O que nunca poderia ter previsto foi o que se seguiu. Como sempre fazia, João Lobo Antunes tinha lido com atenção o relatório do curso, em particular a laboriosa argumentação a favor da causa, contida na introdução. Horrorizado por ter tropeçado algures na palavra detestada “holístico" (confesso que nunca mais a usei), não mostrou qualquer entusiasmo pela hipotética nova cadeira. Limitou-se a dizer-me que o importante não era ensinar o que depressa seria esquecido, o importante era, sim, criar as condições para que a medicina molecular fosse praticada de forma sustentada, e ao mais alto nível, na própria Escola. Criar um “Instituto de Medicina Molecular” na Faculdade era o que teria que ser feito, disse ele.
Recordo a estupefação que senti na altura. Era como se estivesse a presenciar um salto quântico, fenómeno que julgava invisível e reservado ao domínio da abstração teórica da Física. E, no entanto, era-o, pelo que representava de descontinuidade abrupta de “estados de energia”.

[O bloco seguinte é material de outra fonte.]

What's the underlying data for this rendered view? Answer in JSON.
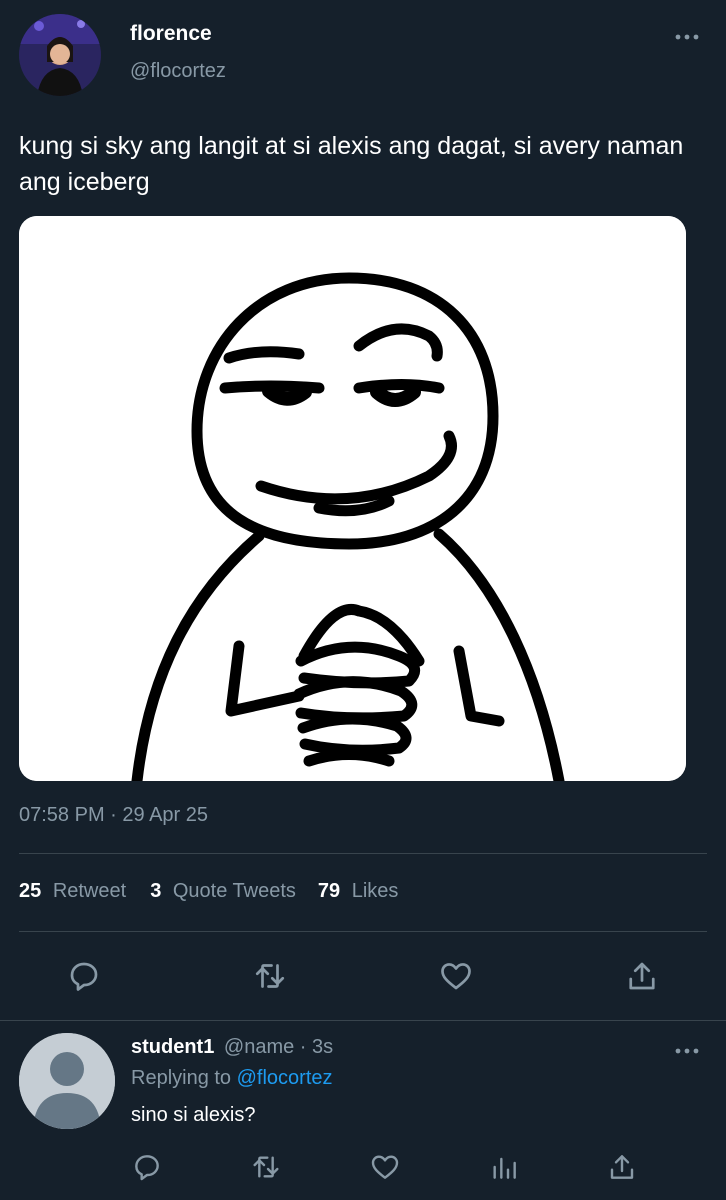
{
  "tweet": {
    "author_name": "florence",
    "author_handle": "@flocortez",
    "text": "kung si sky ang langit at si alexis ang dagat, si avery naman ang iceberg",
    "timestamp": "07:58 PM · 29 Apr 25",
    "media_description_icon": "smug-meme-face",
    "stats": {
      "retweets_count": "25",
      "retweets_label": "Retweet",
      "quotes_count": "3",
      "quotes_label": "Quote Tweets",
      "likes_count": "79",
      "likes_label": "Likes"
    },
    "actions": [
      "reply-icon",
      "retweet-icon",
      "like-icon",
      "share-icon"
    ]
  },
  "reply": {
    "name": "student1",
    "meta": "@name · 3s",
    "replying_prefix": "Replying to",
    "replying_handle": "@flocortez",
    "text": "sino si alexis?",
    "actions": [
      "reply-icon",
      "retweet-icon",
      "like-icon",
      "analytics-icon",
      "share-icon"
    ]
  },
  "colors": {
    "background": "#15202b",
    "secondary_text": "#8899a6",
    "divider": "#38444d",
    "link": "#1d9bf0"
  }
}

Criou de imediato um pequeno grupo para dar andamento ao assunto. Inicialmente éramos três, Rui Victorino, Domingos Henrique e eu própria, a que se juntaria mais tarde Carmo Fonseca. Foi um tempo interessante e intenso, de análise exaustiva de modelos congéneres internacionais, de conversas com colegas de outros países que há muito tinham vivido experiências semelhantes, de reuniões que ele conduzia com a sua admirável e implacável lucidez.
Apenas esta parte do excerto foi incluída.